Poor service integration to blame for dangerous hospital discharges, MPs say

28 Sep 16

Patients are too often being discharged from hospital when it is not safe for them to leave due to poor levels of health and social care integration, according to MPs.

A report released today by the Public Administration and Constitutional Affairs Committee, found that a lack of integration, caused by the historic split between health and care, meant that interdependent services were being managed and funded separately. This “political maladministration” was causing suffering for patients and relatives, it said.

The committee was responding to work carried out by the Parliamentary and Health Service Ombudsman, which it said highlighted “harrowing cases that illustrated the human cost of poor discharge”. These cases were not isolated but were persistent problems across the health service.

Poor patient discharge can take the form of delayed transfers of care, where patients are kept in hospital longer than is necessary, and premature or early discharge, where patients are sent home before it is clinically safe to do so, or without appropriate support in place.

Barriers to the implementation of best practice are prevalent at the interface between health and social care, the committee said. Pressures on resourcing and capacity were “leading to unsafe discharge practices”, and it called on health and social care leaders to ensure that person-centred care remained the undisputed priority.

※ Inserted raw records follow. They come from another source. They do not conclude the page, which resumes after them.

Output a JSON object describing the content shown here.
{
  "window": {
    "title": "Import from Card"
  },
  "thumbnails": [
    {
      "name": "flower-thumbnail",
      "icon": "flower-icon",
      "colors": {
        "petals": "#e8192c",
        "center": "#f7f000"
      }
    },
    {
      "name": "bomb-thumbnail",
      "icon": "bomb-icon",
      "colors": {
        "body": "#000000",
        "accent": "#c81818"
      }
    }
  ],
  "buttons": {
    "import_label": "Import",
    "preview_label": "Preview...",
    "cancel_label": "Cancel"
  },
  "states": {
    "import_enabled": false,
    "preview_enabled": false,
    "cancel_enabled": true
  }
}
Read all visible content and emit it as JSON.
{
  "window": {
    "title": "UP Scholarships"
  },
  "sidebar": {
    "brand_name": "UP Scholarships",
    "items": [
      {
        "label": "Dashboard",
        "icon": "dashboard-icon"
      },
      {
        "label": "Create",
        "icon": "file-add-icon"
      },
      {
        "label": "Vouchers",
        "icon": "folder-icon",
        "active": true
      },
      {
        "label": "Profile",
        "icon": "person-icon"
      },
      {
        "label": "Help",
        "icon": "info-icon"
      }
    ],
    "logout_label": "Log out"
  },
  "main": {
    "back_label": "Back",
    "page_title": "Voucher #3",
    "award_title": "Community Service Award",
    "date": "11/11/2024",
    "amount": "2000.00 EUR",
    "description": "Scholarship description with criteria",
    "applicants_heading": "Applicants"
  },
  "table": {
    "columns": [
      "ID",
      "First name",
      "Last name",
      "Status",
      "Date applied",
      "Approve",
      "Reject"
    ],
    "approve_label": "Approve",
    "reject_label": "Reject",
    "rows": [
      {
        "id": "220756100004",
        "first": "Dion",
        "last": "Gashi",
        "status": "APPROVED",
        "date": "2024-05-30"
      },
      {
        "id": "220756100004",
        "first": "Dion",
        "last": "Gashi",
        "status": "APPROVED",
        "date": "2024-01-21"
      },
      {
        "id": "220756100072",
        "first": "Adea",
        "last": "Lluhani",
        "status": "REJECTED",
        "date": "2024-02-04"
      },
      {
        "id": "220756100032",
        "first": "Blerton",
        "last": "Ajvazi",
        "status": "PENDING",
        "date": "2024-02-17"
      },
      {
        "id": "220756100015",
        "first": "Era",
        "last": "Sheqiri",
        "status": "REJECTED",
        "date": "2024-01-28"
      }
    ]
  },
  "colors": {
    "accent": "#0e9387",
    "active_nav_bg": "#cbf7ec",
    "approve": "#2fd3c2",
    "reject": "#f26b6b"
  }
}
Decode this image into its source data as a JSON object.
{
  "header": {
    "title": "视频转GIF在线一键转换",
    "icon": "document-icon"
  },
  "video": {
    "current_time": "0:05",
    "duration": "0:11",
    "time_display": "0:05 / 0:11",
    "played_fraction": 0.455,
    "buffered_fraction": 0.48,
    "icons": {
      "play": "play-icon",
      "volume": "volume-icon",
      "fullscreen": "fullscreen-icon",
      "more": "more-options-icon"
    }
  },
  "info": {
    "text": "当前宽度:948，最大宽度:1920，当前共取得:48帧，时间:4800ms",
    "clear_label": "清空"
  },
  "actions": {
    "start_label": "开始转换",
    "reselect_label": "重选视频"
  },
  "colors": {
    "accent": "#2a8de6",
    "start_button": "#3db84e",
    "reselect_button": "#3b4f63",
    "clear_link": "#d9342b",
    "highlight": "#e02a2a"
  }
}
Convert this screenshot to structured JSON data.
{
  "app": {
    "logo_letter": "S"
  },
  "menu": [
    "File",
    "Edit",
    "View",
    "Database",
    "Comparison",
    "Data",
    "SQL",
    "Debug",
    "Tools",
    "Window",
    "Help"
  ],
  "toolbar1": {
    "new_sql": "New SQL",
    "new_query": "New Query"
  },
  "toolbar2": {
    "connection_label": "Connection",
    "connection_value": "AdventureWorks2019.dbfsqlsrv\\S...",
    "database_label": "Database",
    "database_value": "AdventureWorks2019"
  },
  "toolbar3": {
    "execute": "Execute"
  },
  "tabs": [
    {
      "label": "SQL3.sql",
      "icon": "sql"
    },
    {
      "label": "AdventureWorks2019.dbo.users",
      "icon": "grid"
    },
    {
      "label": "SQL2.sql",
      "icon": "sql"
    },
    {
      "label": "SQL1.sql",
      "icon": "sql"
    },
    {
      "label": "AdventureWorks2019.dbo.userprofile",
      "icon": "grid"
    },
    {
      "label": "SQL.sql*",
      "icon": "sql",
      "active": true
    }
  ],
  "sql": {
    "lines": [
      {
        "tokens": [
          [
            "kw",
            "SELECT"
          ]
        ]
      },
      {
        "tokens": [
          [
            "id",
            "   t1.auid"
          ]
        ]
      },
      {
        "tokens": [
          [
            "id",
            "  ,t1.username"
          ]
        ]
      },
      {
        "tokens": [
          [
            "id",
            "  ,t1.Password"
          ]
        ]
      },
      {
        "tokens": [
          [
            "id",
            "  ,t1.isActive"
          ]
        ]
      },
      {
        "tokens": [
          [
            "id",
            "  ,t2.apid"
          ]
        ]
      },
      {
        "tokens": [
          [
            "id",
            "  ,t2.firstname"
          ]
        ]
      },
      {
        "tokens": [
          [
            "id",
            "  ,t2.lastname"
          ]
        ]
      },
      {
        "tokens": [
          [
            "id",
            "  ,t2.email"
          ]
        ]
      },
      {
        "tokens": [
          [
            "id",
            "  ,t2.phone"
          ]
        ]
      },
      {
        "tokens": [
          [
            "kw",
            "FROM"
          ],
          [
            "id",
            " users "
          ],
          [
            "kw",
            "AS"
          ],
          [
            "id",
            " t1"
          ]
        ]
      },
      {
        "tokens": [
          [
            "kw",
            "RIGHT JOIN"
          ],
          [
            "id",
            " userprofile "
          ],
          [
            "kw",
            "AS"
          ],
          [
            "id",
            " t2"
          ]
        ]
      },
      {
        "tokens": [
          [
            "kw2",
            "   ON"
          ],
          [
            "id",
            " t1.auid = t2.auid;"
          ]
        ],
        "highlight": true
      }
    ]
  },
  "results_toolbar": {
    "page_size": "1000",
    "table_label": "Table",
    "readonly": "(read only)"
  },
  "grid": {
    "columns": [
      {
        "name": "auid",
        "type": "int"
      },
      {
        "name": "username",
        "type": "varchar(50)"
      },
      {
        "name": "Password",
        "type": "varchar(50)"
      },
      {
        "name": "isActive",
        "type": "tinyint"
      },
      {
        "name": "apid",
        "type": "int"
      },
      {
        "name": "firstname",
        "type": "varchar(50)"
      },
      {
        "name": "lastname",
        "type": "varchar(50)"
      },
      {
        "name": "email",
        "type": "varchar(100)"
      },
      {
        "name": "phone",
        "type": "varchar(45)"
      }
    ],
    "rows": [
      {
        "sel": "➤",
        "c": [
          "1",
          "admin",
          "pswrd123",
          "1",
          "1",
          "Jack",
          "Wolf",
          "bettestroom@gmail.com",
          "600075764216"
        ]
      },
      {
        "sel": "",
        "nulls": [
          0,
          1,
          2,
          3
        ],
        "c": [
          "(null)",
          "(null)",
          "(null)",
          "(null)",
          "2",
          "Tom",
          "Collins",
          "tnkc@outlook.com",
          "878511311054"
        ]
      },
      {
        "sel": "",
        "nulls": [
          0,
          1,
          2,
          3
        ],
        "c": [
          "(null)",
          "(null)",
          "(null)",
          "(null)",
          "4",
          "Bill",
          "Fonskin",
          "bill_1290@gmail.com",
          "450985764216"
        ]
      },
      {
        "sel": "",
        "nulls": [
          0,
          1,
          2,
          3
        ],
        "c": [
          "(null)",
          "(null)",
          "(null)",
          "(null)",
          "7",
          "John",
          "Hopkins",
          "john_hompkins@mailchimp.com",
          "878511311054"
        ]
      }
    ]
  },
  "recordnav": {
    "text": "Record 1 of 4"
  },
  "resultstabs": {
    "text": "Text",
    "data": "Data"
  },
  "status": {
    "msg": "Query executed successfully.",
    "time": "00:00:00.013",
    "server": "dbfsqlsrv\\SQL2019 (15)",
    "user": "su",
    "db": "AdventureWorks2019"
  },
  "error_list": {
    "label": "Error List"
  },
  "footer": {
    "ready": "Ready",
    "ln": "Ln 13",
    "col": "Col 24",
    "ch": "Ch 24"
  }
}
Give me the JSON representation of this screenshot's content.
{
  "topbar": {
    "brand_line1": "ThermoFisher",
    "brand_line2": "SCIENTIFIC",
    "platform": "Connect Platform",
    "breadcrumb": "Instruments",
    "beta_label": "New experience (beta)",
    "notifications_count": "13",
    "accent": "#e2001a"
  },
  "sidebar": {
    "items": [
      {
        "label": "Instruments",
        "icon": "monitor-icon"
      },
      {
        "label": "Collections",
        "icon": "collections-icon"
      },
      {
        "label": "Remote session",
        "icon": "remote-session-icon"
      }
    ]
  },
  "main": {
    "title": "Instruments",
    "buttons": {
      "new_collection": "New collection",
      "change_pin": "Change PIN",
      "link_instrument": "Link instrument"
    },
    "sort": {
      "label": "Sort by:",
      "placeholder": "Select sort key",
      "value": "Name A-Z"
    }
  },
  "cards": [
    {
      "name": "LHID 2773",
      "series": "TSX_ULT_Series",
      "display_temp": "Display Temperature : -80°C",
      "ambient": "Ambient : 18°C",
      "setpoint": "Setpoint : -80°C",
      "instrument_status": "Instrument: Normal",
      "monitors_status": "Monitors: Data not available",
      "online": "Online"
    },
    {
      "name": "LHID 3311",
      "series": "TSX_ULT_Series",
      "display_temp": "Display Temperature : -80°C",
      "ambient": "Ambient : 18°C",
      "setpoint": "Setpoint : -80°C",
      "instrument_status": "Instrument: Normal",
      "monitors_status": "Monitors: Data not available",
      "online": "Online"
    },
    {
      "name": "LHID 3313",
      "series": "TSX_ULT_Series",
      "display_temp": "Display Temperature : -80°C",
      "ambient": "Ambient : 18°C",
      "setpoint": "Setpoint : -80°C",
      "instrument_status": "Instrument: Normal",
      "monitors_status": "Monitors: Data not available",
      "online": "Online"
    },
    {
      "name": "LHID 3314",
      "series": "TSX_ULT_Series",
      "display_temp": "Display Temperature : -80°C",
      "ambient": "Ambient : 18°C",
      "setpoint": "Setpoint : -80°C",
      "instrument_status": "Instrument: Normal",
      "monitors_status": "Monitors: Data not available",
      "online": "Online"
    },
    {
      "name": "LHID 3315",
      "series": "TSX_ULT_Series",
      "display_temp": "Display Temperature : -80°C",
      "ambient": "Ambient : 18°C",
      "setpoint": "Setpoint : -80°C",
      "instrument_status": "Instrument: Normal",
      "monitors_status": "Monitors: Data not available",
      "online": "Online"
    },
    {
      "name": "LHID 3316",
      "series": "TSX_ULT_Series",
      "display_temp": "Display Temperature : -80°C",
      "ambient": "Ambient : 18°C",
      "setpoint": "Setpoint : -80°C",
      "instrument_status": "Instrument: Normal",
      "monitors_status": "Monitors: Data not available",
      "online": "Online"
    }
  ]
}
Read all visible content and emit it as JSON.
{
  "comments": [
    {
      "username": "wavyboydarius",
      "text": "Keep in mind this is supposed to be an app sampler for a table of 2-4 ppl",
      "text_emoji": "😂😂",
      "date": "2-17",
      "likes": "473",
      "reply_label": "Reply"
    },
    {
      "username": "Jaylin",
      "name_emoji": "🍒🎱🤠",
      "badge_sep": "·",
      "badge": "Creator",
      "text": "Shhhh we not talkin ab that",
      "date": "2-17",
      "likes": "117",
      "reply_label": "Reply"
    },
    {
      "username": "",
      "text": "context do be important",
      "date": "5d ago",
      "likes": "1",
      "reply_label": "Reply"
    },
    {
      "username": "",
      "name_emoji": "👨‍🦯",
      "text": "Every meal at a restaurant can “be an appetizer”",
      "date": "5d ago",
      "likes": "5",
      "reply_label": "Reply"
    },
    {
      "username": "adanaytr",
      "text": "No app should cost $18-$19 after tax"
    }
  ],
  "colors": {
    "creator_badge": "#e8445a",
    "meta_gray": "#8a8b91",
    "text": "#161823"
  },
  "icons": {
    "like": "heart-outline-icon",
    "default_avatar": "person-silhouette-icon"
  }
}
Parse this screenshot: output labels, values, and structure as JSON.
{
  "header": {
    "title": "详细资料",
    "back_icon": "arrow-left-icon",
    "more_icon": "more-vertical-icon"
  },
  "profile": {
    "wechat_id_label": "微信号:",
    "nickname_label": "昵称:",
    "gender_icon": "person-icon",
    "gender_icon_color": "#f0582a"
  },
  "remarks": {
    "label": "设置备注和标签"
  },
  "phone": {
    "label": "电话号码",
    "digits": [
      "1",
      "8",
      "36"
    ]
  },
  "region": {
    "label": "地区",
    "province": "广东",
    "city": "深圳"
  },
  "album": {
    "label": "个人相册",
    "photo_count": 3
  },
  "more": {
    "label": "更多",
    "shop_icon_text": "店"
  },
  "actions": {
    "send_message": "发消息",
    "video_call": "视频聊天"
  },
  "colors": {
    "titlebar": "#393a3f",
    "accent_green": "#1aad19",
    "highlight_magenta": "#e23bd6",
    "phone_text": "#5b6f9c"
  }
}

The report found that while excellent guidance was available, good practice was not being applied equally across the system and more data was needed on the scale and impact of the failures.

Responding to the report, parliamentary and health service ombudsman Julie Mellor, highlighted the human cost that could arise when people fell through the cracks, and blamed the underfunding of social care.

She said: “We see too many cases where discharge from hospital has gone horribly wrong, particularly for older, frail people who often don’t have the right support in place at home to cope on their own.

“These shocking failures will continue to happen unless the government tackles the heart of the problem – the chronic underfunding of social care which is pilling excruciating pressure on the NHS, leaving vulnerable patients without a lifeline.”

Committee chair Bernard Jenkin said some hospital staff felt under pressure to discharge people earlier than was appropriate.

“Hospital leadership must reassure their staff that organisational pressures never take priority over person-centred care,” he said. 

He stressed that staff needed to feel a level of trust and openness that enabled them to raise concerns about unsafe discharge.

The report referred to the Better Care Fund and the Discharge Programme Board as being “promising”, in bridging the gap between health and social care. But, it cautioned that these plans were far from implemented.

The committee urged the health secretary to establish a set of objectives for the board, with measures and timelines, so progress could be monitored. Also, it advised the government to set out a route map, by March 2017, to demonstrate how arrangements for sustainable funding for integrated care will be implemented.